Plant ion channels: gene families, physiology, and functional genomics analyses

Abstract

Distinct potassium, anion, and calcium channels in the plasma membrane and vacuolar membrane of plant cells have been identified and characterized by patch clamping. Primarily owing to advances in Arabidopsis genetics and genomics, and yeast functional complementation, many of the corresponding genes have been identified. Recent advances in our understanding of ion channel genes that mediate signal transduction and ion transport are discussed here. Some plant ion channels, for example, ALMT and SLAC anion channel subunits, are unique. The majority of plant ion channel families exhibit homology to animal genes; such families include both hyperpolarization- and depolarization-activated Shaker-type potassium channels, CLC chloride transporters/channels, cyclic nucleotide-gated channels, and ionotropic glutamate receptor homologs. These plant ion channels offer unique opportunities to analyze the structural mechanisms and functions of ion channels. Here we review gene families of selected plant ion channel classes and discuss unique structure-function aspects and their physiological roles in plant cell signaling and transport.

Figure 1

Model for ion channel and transporter classes and their demonstrated or predicted roles during stomatal movements. (a) A closed stomate in a leaf from Vicia faba (broad bean). (b) An open stomate from Vicia faba. Two guard cells surround the stomatal pore and regulate the aperture of the central pore. (c) Model for regulation and activity of guard cell ion channels and transporters. (Left) (1) Signals that induce stomatal closing include the hormone abscisic acid (ABA), high [CO₂], high extracellular [Ca²⁺], and high ozone [O₃]. Many of the receptors involved remain to be identified (see Reference 26). Stomatal closing requires net cellular efflux of solutes, in particular K⁺, Cl, and malate. ABA induces reactive oxygen species (ROS) production (2), which activates Ca²⁺-permeable I_Ca channels (3).

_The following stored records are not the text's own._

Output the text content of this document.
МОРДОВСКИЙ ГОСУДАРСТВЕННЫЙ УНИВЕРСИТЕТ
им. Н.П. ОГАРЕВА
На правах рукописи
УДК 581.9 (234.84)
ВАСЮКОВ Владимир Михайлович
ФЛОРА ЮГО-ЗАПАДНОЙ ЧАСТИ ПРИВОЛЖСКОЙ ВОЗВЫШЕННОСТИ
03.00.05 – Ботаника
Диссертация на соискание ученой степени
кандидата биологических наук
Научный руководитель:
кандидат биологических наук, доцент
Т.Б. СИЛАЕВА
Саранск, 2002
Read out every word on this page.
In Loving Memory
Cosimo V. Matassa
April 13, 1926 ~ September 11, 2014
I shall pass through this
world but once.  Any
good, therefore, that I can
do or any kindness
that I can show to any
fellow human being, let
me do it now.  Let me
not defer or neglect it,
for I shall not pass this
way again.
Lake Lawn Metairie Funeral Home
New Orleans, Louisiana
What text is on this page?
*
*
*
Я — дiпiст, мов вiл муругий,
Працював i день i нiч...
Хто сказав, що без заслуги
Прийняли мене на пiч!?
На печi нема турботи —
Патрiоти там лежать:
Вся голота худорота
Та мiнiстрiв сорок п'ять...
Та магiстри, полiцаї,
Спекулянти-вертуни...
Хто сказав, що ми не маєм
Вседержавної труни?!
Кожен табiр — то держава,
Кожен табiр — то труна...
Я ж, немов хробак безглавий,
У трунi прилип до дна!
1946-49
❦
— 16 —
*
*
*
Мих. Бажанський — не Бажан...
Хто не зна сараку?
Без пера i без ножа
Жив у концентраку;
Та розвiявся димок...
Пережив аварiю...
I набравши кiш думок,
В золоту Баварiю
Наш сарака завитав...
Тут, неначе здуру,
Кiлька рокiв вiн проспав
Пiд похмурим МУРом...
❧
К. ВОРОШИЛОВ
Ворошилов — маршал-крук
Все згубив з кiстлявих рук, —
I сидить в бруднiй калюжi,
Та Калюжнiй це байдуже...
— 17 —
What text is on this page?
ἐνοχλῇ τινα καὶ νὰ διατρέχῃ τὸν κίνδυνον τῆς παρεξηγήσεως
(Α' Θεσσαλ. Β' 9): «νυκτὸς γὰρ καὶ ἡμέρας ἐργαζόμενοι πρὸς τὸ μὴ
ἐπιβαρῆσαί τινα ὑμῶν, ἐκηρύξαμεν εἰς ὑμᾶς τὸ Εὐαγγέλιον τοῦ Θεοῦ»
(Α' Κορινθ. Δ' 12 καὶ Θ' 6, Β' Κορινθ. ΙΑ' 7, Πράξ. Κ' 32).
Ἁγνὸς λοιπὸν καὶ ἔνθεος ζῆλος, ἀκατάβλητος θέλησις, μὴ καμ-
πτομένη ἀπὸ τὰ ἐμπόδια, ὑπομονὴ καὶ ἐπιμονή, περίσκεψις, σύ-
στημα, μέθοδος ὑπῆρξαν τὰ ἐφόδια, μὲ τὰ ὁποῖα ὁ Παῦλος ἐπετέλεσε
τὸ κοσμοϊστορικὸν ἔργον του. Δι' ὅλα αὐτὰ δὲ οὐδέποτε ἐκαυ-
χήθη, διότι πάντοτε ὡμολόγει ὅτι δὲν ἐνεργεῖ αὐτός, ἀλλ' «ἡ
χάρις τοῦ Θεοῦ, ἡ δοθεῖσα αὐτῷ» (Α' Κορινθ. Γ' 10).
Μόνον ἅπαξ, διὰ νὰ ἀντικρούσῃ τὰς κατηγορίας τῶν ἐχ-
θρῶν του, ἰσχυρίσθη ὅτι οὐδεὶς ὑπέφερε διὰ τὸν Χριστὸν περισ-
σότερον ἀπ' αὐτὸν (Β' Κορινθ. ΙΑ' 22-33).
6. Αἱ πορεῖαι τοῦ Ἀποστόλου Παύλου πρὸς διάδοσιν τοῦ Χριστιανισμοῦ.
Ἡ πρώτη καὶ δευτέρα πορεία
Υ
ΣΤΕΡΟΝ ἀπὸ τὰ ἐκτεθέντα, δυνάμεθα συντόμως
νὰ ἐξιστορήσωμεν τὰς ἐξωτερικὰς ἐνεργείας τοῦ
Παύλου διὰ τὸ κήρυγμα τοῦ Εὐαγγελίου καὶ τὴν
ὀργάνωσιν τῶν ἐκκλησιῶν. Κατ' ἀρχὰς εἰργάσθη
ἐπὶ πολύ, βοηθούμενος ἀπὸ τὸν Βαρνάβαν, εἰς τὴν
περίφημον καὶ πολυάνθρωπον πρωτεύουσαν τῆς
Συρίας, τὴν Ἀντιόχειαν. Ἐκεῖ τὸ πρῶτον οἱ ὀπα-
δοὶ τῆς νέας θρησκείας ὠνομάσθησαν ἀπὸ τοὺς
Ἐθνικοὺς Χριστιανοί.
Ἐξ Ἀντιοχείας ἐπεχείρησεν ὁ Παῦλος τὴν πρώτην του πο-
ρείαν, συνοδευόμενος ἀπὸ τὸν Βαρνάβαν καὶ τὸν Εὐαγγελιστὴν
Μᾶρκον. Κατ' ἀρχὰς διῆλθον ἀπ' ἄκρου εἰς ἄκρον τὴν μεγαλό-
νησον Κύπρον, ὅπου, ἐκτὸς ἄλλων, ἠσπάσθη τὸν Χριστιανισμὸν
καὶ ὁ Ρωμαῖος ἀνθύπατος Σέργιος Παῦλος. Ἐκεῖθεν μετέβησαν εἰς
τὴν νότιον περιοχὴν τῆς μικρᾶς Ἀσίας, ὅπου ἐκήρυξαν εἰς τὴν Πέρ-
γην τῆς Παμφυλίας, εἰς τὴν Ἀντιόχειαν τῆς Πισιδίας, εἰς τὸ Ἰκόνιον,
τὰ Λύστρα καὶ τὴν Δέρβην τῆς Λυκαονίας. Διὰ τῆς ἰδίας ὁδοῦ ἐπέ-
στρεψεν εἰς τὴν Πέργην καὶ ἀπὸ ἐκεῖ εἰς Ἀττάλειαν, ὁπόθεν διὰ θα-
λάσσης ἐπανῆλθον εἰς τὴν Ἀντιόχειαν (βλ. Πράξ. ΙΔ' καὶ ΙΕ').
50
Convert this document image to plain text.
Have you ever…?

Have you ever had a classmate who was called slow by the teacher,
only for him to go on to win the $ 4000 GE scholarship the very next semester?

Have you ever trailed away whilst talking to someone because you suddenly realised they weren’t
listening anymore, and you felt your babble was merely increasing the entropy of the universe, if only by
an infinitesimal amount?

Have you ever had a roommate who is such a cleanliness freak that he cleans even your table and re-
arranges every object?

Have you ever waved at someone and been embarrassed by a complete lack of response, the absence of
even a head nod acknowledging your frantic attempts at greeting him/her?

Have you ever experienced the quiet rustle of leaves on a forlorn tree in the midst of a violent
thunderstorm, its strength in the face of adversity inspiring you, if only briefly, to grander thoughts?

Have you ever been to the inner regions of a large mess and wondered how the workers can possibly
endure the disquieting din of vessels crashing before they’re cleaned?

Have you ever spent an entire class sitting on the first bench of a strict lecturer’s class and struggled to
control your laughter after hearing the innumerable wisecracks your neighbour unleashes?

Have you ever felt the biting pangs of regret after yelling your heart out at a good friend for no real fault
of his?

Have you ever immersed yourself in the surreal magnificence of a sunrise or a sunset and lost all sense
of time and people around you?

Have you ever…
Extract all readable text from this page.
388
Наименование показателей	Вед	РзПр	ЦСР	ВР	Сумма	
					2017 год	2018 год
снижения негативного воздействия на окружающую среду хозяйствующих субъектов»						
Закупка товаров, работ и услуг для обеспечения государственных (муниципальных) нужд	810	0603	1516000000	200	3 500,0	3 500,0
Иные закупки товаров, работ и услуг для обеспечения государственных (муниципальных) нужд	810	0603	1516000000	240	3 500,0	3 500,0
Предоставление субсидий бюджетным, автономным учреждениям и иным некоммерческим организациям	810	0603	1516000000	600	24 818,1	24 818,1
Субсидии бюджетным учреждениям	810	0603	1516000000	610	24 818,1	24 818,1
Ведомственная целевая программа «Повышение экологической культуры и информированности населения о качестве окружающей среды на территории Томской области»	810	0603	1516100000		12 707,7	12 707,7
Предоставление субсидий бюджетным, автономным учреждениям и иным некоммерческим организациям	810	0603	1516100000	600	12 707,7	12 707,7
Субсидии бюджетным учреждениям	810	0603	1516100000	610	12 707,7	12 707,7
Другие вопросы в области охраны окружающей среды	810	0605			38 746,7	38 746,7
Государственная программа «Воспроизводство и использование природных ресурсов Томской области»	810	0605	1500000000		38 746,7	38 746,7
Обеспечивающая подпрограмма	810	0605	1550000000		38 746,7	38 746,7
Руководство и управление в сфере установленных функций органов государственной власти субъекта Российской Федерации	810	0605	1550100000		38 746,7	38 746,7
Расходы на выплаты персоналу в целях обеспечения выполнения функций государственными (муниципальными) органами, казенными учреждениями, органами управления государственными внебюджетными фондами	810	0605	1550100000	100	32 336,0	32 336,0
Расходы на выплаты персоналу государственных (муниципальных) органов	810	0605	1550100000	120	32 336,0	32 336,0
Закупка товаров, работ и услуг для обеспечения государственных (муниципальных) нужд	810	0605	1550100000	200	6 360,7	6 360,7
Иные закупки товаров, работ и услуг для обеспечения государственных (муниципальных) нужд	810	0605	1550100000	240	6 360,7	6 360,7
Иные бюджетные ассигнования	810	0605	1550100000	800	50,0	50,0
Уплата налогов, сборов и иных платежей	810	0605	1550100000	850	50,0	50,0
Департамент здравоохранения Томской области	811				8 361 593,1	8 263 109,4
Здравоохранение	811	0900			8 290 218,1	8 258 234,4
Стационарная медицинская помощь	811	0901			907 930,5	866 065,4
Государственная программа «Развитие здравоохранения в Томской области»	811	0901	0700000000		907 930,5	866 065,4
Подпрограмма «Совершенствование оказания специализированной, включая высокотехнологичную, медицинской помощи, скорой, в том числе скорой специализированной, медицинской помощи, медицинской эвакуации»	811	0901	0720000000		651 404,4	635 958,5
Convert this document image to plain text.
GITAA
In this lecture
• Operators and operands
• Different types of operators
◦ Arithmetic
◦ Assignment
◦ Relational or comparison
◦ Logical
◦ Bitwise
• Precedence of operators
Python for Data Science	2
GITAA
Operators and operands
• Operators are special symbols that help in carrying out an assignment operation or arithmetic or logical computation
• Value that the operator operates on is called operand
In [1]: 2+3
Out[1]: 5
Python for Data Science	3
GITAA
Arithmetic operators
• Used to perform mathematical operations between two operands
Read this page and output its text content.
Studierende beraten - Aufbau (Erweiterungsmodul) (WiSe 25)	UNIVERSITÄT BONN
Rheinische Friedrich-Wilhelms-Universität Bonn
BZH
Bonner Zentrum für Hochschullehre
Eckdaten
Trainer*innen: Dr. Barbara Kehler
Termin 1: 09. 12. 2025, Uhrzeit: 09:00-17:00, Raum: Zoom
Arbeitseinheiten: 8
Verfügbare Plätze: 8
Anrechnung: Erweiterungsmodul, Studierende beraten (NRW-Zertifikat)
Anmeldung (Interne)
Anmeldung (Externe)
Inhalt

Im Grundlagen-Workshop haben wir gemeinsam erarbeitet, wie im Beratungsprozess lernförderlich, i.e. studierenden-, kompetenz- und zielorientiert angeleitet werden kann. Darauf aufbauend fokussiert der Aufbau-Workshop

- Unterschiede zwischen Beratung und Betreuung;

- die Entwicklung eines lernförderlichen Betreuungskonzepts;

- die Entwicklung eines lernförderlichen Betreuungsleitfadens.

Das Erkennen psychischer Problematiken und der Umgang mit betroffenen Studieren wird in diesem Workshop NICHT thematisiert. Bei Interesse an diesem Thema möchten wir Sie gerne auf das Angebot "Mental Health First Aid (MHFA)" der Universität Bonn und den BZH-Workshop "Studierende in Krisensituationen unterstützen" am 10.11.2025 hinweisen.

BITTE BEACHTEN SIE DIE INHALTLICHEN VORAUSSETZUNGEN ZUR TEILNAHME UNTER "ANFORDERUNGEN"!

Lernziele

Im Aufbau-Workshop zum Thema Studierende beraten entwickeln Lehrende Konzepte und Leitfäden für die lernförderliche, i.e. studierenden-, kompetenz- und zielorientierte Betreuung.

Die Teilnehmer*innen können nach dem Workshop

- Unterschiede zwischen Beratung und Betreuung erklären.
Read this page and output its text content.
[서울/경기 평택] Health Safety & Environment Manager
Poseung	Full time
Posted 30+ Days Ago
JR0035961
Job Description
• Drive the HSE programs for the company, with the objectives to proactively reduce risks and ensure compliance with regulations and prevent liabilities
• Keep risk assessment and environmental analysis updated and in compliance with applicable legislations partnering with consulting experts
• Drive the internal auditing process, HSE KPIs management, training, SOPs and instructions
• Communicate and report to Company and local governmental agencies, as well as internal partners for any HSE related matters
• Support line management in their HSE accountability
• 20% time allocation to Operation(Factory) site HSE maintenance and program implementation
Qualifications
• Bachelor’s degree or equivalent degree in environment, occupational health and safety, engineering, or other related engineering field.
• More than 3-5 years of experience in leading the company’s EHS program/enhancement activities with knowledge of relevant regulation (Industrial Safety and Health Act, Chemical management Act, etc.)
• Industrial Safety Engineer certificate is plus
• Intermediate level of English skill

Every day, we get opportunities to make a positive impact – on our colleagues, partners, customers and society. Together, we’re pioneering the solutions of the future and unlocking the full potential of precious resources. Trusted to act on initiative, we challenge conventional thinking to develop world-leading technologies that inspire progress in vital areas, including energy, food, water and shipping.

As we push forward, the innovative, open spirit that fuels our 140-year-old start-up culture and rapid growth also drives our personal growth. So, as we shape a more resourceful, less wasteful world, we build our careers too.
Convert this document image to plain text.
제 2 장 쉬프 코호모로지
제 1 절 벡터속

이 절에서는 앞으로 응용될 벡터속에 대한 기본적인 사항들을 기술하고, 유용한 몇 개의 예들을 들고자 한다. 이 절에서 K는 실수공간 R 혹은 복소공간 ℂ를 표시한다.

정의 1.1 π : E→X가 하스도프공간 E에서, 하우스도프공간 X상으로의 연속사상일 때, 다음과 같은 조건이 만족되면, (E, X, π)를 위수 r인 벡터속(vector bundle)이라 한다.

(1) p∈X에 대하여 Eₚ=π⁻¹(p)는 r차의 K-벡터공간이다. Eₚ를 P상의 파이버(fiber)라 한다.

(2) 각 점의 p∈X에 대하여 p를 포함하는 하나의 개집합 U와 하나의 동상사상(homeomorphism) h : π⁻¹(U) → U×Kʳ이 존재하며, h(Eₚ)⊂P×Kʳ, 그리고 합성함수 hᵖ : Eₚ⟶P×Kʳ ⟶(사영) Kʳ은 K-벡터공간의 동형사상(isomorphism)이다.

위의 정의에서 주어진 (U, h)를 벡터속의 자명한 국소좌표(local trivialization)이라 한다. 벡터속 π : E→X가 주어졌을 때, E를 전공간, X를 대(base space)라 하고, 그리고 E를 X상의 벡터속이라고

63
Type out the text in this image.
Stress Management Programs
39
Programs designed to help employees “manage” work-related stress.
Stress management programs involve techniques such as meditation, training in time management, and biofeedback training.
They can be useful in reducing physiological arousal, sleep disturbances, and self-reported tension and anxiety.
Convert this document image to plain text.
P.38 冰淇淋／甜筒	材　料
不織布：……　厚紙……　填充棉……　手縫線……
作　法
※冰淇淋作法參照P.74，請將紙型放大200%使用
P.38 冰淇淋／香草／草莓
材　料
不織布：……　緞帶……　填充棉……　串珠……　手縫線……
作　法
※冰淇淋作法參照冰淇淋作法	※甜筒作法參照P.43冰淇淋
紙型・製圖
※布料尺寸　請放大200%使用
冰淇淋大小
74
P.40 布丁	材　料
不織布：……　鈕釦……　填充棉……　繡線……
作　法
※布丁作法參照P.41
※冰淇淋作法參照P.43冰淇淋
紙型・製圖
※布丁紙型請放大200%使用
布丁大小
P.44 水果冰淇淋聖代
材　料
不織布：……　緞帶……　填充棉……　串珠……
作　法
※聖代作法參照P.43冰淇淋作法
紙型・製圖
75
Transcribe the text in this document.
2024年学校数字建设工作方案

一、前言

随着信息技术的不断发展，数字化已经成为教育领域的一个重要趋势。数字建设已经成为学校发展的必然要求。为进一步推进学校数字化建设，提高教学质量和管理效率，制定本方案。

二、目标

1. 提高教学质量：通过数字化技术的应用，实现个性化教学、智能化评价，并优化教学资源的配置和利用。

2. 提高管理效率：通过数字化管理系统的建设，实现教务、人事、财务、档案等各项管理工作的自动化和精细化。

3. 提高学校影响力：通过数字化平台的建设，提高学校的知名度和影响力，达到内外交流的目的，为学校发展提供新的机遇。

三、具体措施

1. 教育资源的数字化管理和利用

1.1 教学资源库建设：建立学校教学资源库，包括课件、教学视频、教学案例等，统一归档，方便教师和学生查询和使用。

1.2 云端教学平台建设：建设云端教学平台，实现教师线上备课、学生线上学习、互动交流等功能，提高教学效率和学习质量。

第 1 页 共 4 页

Cytosolic Ca²⁺ concentration ([Ca²⁺]_cyt) is a central regulator of transport mechanisms in guard cells and activates slow/sustained (S-type) anion channels (4) and vacuolar SV (TPC) channels (7) and VK (TPK) channels (8). Cl and malate efflux through S-type and rapid (R-type) anion channels (4) and possibly CLC Cl/H⁺ antiporters (6) causes depolarization and drives K⁺ efflux through outward-rectifying K⁺ channels (5). At the vacuole membrane, SV (TPC1) channels (7) are Ca²⁺-activated and Ca²⁺-permeable voltage-dependent channels. VK (TPK) channels (8) are Ca²⁺ activated, are highly selective for K⁺, and are proposed to allow K⁺ release from the vacuole during stomatal closing. (Right) Mechanisms that function in guard cell ion uptake and stomatal opening. Blue light (10) activates phototropins (receptor/kinase), leading to stomatal opening. Signaling results in 14-3-3 binding to plasma membrane proton pumps (11), leading to hyperpolarization and acidification of the extracellular space. Hyperpolarization activates inward-rectifying K⁺ channels (12). At the vacuolar membrane, proton pumps (13) acidify the vacuole lumen and drive K⁺/H⁺ antiporters (14 ). Cl and malate may accumulate in the vacuole through anion channel and anion antiporters (15 ).

Figure 2

Phylogenetic tree of P-loop-containing proteins from Arabidopsis thaliana (dark blue), rice (Oryza sativa; red ), and Chlamydomonas reinhardtii (light blue). Where applicable, schematized membrane topologies are indicated: P-loop, green; transmembrane domain 4 (TM4) including positively charged amino acids, orange; K⁺ selectivity filter residues, magenta. Cytosolic elements such as long C-terminal domains, cyclic nucleotide (cNMP) binding domains, or ankyrin repeats are not depicted. The photosynthetic alga C. reinhardtii has a unique set of ion channel genes (see Reference 105 and text). The P-loop-containing channels from C. reinhardtii all have a positively charged TM4, but only five (179857, 144365, 189793, 144354, and 165774) have a K⁺ selectivity filter. Because these do not form a clade, and because the C. reinhardtii channels are poorly resolved in general, they could not be attributed to specific classes. Scale indicates the number of amino acid substitutions per site. Kv IR, inward-rectifying K⁺ channel; Kv OR, outward-rectifying K⁺ channel; CNGC, cyclic nucleotide–gated channel; TPK, two-pore K⁺ channel.